The next day, I pulled into the theater parking lot and a black Escalade quickly pulled up behind me.  The window rolled down and inside were two scary looking guys with gold and silver bling hanging from the rear view mirror, around their huge necks and in their teeth.  They ask if I was Kogut.  I said yes.  They told me that “B” asked them to watch out for me and my car for the next few weeks.  I told them that it wasn't necessary but they said “B” asked them so they were going to do it.  I said thanks and went inside.  Every day that I was at the theater, that black Escalade was parked either in the parking lot or across the street.  I had a warm and fuzzy chuckle inside when I overheard the director commenting about the theater's string of luck and how nobody's car had been broken into lately.   For sure, our good fortune was not due to the diligent work of the po-po. 

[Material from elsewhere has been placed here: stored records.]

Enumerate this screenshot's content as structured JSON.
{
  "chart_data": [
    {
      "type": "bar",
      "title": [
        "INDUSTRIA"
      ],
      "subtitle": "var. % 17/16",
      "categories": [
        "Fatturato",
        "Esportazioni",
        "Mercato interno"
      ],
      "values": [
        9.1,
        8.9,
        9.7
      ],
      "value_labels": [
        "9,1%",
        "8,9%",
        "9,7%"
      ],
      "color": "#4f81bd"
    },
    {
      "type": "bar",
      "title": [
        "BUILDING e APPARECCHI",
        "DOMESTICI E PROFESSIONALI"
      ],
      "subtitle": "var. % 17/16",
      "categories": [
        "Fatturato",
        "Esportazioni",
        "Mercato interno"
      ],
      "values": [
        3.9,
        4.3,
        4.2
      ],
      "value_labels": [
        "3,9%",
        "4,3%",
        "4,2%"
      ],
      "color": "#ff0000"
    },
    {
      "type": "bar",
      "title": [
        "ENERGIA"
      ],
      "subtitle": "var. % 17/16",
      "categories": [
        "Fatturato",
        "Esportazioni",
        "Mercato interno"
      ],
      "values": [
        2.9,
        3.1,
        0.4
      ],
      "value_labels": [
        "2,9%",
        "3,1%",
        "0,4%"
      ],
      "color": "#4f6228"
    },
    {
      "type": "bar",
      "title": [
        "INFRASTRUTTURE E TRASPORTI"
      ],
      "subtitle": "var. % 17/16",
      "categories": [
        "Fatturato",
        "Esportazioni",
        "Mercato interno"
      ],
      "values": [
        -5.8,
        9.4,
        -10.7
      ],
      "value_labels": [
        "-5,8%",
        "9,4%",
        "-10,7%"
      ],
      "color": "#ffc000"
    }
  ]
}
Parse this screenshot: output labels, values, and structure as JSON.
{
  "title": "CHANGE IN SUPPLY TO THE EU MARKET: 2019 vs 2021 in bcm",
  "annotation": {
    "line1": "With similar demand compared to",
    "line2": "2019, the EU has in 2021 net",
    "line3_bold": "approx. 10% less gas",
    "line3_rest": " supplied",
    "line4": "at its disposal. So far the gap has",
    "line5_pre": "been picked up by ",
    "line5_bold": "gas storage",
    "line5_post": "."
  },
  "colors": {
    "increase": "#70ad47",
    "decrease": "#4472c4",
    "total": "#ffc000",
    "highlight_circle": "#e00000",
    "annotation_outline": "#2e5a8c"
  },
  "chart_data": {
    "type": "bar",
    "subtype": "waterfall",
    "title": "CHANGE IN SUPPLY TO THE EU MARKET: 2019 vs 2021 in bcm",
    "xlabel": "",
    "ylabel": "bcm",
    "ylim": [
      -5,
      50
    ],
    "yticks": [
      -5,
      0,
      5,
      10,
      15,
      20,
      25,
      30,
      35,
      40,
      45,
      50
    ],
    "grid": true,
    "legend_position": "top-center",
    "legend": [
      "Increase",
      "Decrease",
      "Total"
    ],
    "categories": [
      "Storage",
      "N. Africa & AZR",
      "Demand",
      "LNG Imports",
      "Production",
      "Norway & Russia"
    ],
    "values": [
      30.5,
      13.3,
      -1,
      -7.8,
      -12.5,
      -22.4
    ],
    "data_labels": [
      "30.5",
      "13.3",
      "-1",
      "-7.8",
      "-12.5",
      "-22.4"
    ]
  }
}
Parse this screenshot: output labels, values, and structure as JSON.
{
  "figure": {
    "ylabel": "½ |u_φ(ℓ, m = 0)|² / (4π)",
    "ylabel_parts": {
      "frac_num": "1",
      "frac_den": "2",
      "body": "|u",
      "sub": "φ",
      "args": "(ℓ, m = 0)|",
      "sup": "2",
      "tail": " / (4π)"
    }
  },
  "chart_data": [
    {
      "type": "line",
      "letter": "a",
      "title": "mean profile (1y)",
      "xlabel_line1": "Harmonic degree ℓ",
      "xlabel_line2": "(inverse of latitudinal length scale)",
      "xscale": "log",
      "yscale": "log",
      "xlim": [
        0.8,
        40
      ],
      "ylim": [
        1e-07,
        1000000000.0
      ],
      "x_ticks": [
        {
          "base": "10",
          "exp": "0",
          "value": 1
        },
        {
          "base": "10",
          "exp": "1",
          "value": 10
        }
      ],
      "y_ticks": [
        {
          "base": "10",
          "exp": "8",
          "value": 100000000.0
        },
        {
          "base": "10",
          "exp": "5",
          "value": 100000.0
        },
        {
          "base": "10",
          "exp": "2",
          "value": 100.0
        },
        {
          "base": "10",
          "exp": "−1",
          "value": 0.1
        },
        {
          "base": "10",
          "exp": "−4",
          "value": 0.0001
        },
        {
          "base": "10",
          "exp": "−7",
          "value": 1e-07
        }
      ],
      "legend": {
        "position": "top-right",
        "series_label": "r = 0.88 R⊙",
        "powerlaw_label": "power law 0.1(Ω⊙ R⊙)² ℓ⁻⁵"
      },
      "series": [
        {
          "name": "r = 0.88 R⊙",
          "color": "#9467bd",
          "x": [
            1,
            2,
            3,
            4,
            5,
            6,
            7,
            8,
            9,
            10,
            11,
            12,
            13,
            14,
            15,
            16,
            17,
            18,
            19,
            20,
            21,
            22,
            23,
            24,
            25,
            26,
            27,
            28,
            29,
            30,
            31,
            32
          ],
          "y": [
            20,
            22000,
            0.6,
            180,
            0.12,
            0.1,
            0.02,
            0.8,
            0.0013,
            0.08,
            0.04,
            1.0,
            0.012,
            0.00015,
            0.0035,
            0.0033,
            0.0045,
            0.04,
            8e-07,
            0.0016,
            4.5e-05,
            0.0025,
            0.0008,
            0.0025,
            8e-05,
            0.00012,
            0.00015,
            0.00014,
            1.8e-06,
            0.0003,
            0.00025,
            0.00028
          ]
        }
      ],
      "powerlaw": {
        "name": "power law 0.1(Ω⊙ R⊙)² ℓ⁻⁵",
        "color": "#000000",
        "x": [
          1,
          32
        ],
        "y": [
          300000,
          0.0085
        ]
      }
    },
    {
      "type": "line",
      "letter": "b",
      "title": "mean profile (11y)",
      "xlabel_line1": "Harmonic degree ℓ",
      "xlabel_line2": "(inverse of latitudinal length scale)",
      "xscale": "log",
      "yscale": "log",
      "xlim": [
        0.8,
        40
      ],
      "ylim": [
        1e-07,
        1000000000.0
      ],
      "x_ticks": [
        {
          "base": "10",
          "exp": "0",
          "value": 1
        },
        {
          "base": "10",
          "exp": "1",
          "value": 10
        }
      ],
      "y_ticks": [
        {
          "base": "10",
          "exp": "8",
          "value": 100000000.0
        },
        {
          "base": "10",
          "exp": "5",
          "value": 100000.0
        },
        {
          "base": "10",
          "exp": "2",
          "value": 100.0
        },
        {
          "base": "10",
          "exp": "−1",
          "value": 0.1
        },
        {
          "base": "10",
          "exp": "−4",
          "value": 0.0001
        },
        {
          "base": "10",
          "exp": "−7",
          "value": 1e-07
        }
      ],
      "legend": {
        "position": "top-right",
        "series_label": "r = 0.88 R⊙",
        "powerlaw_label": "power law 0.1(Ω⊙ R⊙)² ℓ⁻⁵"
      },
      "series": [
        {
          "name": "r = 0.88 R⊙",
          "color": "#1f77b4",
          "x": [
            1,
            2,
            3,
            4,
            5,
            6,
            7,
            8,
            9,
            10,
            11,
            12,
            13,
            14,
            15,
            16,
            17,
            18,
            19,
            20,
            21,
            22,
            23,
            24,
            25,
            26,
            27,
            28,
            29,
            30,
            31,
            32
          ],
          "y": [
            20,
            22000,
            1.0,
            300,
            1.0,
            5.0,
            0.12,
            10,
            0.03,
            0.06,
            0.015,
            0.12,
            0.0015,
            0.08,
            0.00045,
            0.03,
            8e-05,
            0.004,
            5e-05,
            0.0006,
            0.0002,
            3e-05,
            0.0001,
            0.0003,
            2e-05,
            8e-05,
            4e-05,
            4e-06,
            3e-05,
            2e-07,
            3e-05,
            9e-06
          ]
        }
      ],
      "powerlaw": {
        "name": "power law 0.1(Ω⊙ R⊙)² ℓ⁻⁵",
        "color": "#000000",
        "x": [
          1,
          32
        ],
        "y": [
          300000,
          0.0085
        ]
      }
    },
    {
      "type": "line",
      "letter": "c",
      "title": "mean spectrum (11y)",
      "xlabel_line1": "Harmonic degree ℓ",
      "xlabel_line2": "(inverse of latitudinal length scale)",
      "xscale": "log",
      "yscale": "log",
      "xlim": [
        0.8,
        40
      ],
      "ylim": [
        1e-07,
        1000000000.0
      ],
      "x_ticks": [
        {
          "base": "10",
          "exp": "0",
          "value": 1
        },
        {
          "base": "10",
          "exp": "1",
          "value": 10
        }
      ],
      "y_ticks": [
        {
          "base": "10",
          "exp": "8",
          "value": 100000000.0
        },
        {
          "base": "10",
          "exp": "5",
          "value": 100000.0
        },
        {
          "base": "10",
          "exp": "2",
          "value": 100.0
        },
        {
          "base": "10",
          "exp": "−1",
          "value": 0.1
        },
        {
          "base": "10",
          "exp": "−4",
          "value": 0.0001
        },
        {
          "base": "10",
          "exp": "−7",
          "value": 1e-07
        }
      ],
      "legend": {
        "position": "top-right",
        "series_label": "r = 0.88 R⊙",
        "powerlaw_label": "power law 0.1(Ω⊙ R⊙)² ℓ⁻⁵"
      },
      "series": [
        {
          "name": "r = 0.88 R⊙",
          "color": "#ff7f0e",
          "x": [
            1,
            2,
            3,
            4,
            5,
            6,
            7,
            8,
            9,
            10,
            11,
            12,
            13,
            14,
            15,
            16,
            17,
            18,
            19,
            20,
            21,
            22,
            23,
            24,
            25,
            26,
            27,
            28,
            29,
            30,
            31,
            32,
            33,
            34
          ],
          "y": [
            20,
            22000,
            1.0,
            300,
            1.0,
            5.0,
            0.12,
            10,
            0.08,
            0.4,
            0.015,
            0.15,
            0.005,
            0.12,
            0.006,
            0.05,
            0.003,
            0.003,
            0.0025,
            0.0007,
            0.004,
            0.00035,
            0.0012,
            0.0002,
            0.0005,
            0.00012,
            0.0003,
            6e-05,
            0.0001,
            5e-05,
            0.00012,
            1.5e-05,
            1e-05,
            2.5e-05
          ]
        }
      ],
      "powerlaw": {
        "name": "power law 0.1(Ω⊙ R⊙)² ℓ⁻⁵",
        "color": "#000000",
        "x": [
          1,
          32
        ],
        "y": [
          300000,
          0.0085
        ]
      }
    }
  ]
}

“B” failed the GED test twice and ironically it was always the math section that did him in.  “B” had a reading comprehension problem and it was the way the questions were worded that always confounded him.  If someone could read the questions to him, he would get it.  My heart weeps for "B." What was done to him created him.  He is an inevitable reaction to an action.  His story is not over, he still has Nah-ni.

The Names Have Been Changed . . .

I love to tell stories.  Especially stories about real people and real experiences.  It is amazing what people will share with you when you give them a listening ear.  Leo Buscaglia, a tireless advocate of the power of love, once said, “Too often we underestimate the power of a touch, a smile, a kind word, a listening ear, an honest compliment, or the smallest act of caring, all of which have the potential to turn a life around.”  Henri Nouwen also said, "The friend who can be silent with us in a moment of despair or confusion, who can stay with us in an hour of grief and bereavement, who can tolerate not-knowing, not-curing, not-healing, and face with us the reality of our powerlessness that is the friend who cares." 

The following stories come from a variety of sources.  Having always been generous with my time and talents and never turned down an opportunity to serve my community, I always made a sincere effort to determine the needs of others and commit myself to helping in whatever way I could. 

I have come in contact with a many and great variety of people.  I was a volunteer at my local VA Hospital for over 25 years, I answered two suicide hotlines, answered the phones for 211, and even kept vigil once a week at a homeless shelter.  In every instance I always take the time to listen to the people I am serving.  Since people love to talk about themselves (hence, this blog), they sometimes share their innermost secrets, fears, failures and dreams.  I would like to share some of those stories with anyone who is also a lover of people and the stories we weave with our lives.  Of course, all the names have been changed to protect the innocent and, there are many stories I can't tell because they were shared in the strictest of confidence.

Getting to know someone does bring up an interesting question: Does a person change because you know more about them?  The answer is no but we change if we let it change us. In the extreme, consider Dr. Frankenstein's creation, "Adam." Did the angry mob seek to destroy the creature that they thought they knew?  Hopefully new knowledge does not release the latent monster which could be within us.